The actual cut in tuition at Simon is even larger, on the order of 16.5%, if you take into account the typical 3.5% rise in tuition that would have occurred next year. Such an increase would have brought the cost of an MBA at Simon to $110,165. “We will be a little less generous on scholarships but still will be at the upper level of our peer schools in financial aid,” says Ainslie.
Though applications to the full-time MBA program at Simon were up slightly by about 3% this past year, the dean predicts the price cut will result in a larger applicant pool in the 2015-2016 academic year. “I have a very strong belief that this will help us attract a bigger pool of applicants,” he says. “We believe that prospective students often overlook Simon due to our sticker price despite our strengths in academics, student quality, and career placement.”
The lower price tag puts Simon more in line with Boston University’s School of Management, which currently charges $94,844 in tuition for its full-time MBA, and Temple University’s Fox School of Business in Philadelphia, where tuition for incoming students is $92,718. Simon’s MBA would be below the University of Maryland’s Smith School, where out-of-state tuition costs $104,760.
Tuition rates can sometimes mislead applicants on the true costs of an MBA. Some schools, for example, leave out many required fees from their posted tuition prices. At Temple University’s Fox School of Business, the listed full tuition for its two-year MBA is currently $92,718. That sum, however, fails to include required global immersion trips in the fall and spring semesters that tack on an extra $9,630, bringing the actual cost of Fox’s program to $102,348.

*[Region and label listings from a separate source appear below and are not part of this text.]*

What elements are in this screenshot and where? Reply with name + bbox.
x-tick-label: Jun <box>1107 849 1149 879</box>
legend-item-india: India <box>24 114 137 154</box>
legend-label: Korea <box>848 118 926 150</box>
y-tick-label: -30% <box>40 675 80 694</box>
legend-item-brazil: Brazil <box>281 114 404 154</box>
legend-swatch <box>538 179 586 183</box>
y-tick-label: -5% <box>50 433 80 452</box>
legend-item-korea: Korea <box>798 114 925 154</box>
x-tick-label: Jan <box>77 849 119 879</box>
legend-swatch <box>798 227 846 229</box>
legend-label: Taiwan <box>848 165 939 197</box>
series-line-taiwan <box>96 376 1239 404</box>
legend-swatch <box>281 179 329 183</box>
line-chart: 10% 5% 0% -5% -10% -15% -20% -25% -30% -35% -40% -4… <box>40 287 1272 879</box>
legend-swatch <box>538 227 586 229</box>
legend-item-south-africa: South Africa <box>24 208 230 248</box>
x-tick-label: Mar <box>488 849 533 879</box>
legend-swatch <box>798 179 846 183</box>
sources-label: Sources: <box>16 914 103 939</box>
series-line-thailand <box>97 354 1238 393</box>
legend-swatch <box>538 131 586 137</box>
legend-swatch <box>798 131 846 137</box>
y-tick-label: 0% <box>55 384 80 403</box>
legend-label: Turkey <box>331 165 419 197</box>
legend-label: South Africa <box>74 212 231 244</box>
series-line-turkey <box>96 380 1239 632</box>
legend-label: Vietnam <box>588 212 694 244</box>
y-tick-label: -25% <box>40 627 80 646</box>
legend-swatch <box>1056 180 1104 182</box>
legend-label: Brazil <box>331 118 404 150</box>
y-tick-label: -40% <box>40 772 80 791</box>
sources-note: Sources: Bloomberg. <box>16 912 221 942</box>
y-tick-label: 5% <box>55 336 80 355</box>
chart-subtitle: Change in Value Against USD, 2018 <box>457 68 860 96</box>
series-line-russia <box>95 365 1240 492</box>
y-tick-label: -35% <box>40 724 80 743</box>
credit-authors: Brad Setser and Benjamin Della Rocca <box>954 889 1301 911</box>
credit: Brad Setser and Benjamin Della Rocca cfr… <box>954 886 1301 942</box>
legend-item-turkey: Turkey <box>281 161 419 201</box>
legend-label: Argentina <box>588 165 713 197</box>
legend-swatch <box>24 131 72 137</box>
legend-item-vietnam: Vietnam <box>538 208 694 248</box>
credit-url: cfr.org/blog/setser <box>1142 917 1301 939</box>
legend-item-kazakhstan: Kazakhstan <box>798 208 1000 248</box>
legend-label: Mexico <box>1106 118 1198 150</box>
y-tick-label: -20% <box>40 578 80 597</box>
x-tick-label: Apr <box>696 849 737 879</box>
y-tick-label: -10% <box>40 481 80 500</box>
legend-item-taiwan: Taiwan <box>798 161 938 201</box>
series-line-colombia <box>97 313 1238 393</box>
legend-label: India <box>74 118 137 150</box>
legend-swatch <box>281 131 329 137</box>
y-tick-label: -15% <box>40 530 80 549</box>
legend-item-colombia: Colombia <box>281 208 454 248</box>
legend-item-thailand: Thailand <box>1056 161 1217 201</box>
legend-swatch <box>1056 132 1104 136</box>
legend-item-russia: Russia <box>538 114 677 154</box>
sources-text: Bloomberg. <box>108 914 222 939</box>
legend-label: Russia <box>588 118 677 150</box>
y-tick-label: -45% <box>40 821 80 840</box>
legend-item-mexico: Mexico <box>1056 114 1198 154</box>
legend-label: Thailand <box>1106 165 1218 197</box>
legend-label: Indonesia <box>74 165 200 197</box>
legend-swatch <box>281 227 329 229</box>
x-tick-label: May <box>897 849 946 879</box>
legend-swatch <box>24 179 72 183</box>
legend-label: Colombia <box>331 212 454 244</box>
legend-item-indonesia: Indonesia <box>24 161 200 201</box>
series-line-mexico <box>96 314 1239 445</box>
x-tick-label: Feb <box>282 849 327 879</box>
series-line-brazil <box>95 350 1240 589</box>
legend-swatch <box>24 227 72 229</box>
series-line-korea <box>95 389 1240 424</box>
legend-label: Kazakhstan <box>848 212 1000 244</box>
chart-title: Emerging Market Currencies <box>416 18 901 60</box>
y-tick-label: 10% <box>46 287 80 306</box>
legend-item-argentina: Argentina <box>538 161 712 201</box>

At Penn State’s Smeal College of Business, where the out-of-state tuition seems very reasonable at $76,136 for two years, the additional fees bring the total cost to $89,466, not including room and board. The fees range from a $170 charge for orientation to a $1,850 estimate for the cost of a global immersion trip.
Simon’s Ainslie predicts that the cut will actually be “fairly revenue neutral” for the school. “We are not really changing the average price,” he explains. “We are changing the sticker price. Our level of scholarship support has been so generous that this is like giving everyone a scholarship off the bat of $10,000 each. We are not discounting over all. This is just about being more transparent about our pricing.”
Simon, which is known for teaching an economists’ perspective on markets, says the economists on his faculty are pleased with the move. “This has really piqued their interest,” he adds. “In essence, what I am doing is acting like an economist. You have to look at the market conditions and align to them. Look at the data and make decisions based on the data. That’s exactly what we did here.”
Simon’s full-time MBA program is relatively small, with an incoming class of just 100 students.